Second Half 2022 Recovery
On July 29, 2021, Magna released its fiscal second-quarter 2022 results for the quarter ending June 2022. The Company reported an earnings-per-share (EPS) profit of $0.83 excluding non-recurring items versus consensus analyst estimates for $0.92, a (-$0.09) beat. Revenues rose 3.6% year-over-year (YoY) to $9.36 billion beating analyst estimates for $8.92 billion. The Company saw a 2% rise in light vehicle production, largely driven by a 14% jump in sales in North America. FX translations took a (-$629 million) bite out of earnings as well as lower sales in Russia. Higher input costs, Russia, and operating inefficiencies in Europe resulted in a (-41%) YoY drop in adjusted EPS from $1.40 to $0.83 and diluted EPS of (-$0.54) versus $1.40 in the year ago period. This was affected by a (-$1.24) non-cash impairment charge on its investment in Russia. However, the Company is optimistic for a second-half recovery. Magna raised its full-year 2022 revenues to come in between $37.6 billion to $39.2 billion, up from prior guidance of $37.2 billion to $38.9 billion versus $37.75 billion consensus analyst estimates.

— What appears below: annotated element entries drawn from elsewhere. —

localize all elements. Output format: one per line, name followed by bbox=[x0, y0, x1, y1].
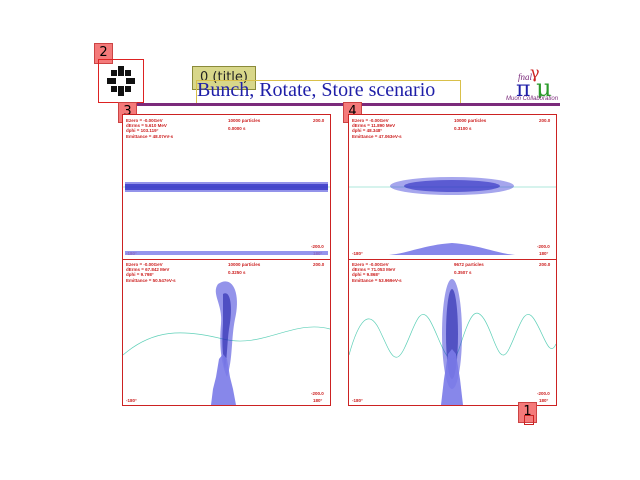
svg-text:γ: γ bbox=[530, 64, 540, 82]
x-max-label: 180° bbox=[539, 398, 549, 403]
stat-block: Ezero = -0.00GeV dErms = 71.053 MeV dphi… bbox=[352, 262, 402, 283]
left-panel[interactable]: Ezero = -0.00GeV dErms = 5.610 MeV dphi … bbox=[122, 114, 331, 406]
mu-glyph: μ bbox=[536, 74, 552, 98]
x-min-label: -180° bbox=[352, 251, 363, 256]
y-max-label: 200.0 bbox=[313, 118, 325, 123]
y-min-label: -200.0 bbox=[537, 391, 550, 396]
particle-count: 10000 particles bbox=[228, 262, 261, 267]
y-max-label: 200.0 bbox=[539, 262, 551, 267]
svg-text:fnal: fnal bbox=[518, 72, 533, 82]
phase-space-plot bbox=[123, 281, 330, 405]
lab-logo-frame[interactable] bbox=[98, 59, 144, 103]
phase-space-plot bbox=[349, 177, 556, 255]
y-max-label: 200.0 bbox=[539, 118, 551, 123]
x-max-label: 180° bbox=[313, 398, 323, 403]
title-rule bbox=[120, 103, 560, 106]
x-min-label: -180° bbox=[126, 398, 137, 403]
marker-2: 2 bbox=[94, 43, 113, 64]
phase-space-plot bbox=[349, 279, 556, 405]
stat-block: Ezero = -0.00GeV dErms = 67.842 MeV dphi… bbox=[126, 262, 176, 283]
time-label: 0.3100 s bbox=[454, 126, 472, 131]
time-label: 0.0000 s bbox=[228, 126, 246, 131]
y-min-label: -200.0 bbox=[311, 244, 324, 249]
x-min-label: -180° bbox=[352, 398, 363, 403]
particle-count: 10000 particles bbox=[228, 118, 261, 123]
window-corner-icon[interactable] bbox=[524, 415, 534, 425]
title-marker: 0 (title) bbox=[192, 66, 256, 90]
time-label: 0.3507 s bbox=[454, 270, 472, 275]
svg-text:π: π bbox=[516, 77, 530, 98]
left-bottom-plot: Ezero = -0.00GeV dErms = 67.842 MeV dphi… bbox=[123, 259, 330, 405]
x-max-label: 180° bbox=[539, 251, 549, 256]
particle-count: 9672 particles bbox=[454, 262, 484, 267]
slide-title: Bunch, Rotate, Store scenario bbox=[197, 79, 436, 101]
time-label: 0.3250 s bbox=[228, 270, 246, 275]
logo-caption: Muon Collaboration bbox=[506, 96, 559, 102]
y-min-label: -200.0 bbox=[537, 244, 550, 249]
stat-block: Ezero = -0.00GeV dErms = 5.610 MeV dphi … bbox=[126, 118, 174, 139]
right-top-plot: Ezero = -0.00GeV dErms = 11.890 MeV dphi… bbox=[349, 115, 556, 260]
y-max-label: 200.0 bbox=[313, 262, 325, 267]
right-bottom-plot: Ezero = -0.00GeV dErms = 71.053 MeV dphi… bbox=[349, 259, 556, 405]
right-panel[interactable]: Ezero = -0.00GeV dErms = 11.890 MeV dphi… bbox=[348, 114, 557, 406]
y-min-label: -200.0 bbox=[311, 391, 324, 396]
left-top-plot: Ezero = -0.00GeV dErms = 5.610 MeV dphi … bbox=[123, 115, 330, 260]
lab-logo-icon bbox=[107, 66, 135, 96]
phase-space-plot bbox=[123, 182, 330, 255]
stat-block: Ezero = -0.00GeV dErms = 11.890 MeV dphi… bbox=[352, 118, 402, 139]
marker-1: 1 bbox=[518, 402, 537, 423]
muon-collaboration-logo-icon: fnal π γ μ bbox=[516, 64, 552, 98]
particle-count: 10000 particles bbox=[454, 118, 487, 123]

Magna CEO, Swamy Kotagiri expects supply chain problems to continue through 2022. These include semiconductor shortages to parts manufactured in China with COVID lockdowns. Input costs were and will remain elevated. He did remind analysts, “The stronger US dollar relative to other currencies, in which we operate, particularly the euro, is negatively impacting our reported results, and there is some risk going forward that high inflation and rising rates will impact auto consumers.”
The Company is experiencing strong auto demand with low dealer inventories and tight supply. Semiconductor supply constraints are expected to ease in the second half of 2022. The easing of China COVID lockdowns in addition to a government economic stimulus package should improve supply chains and bolster auto demand.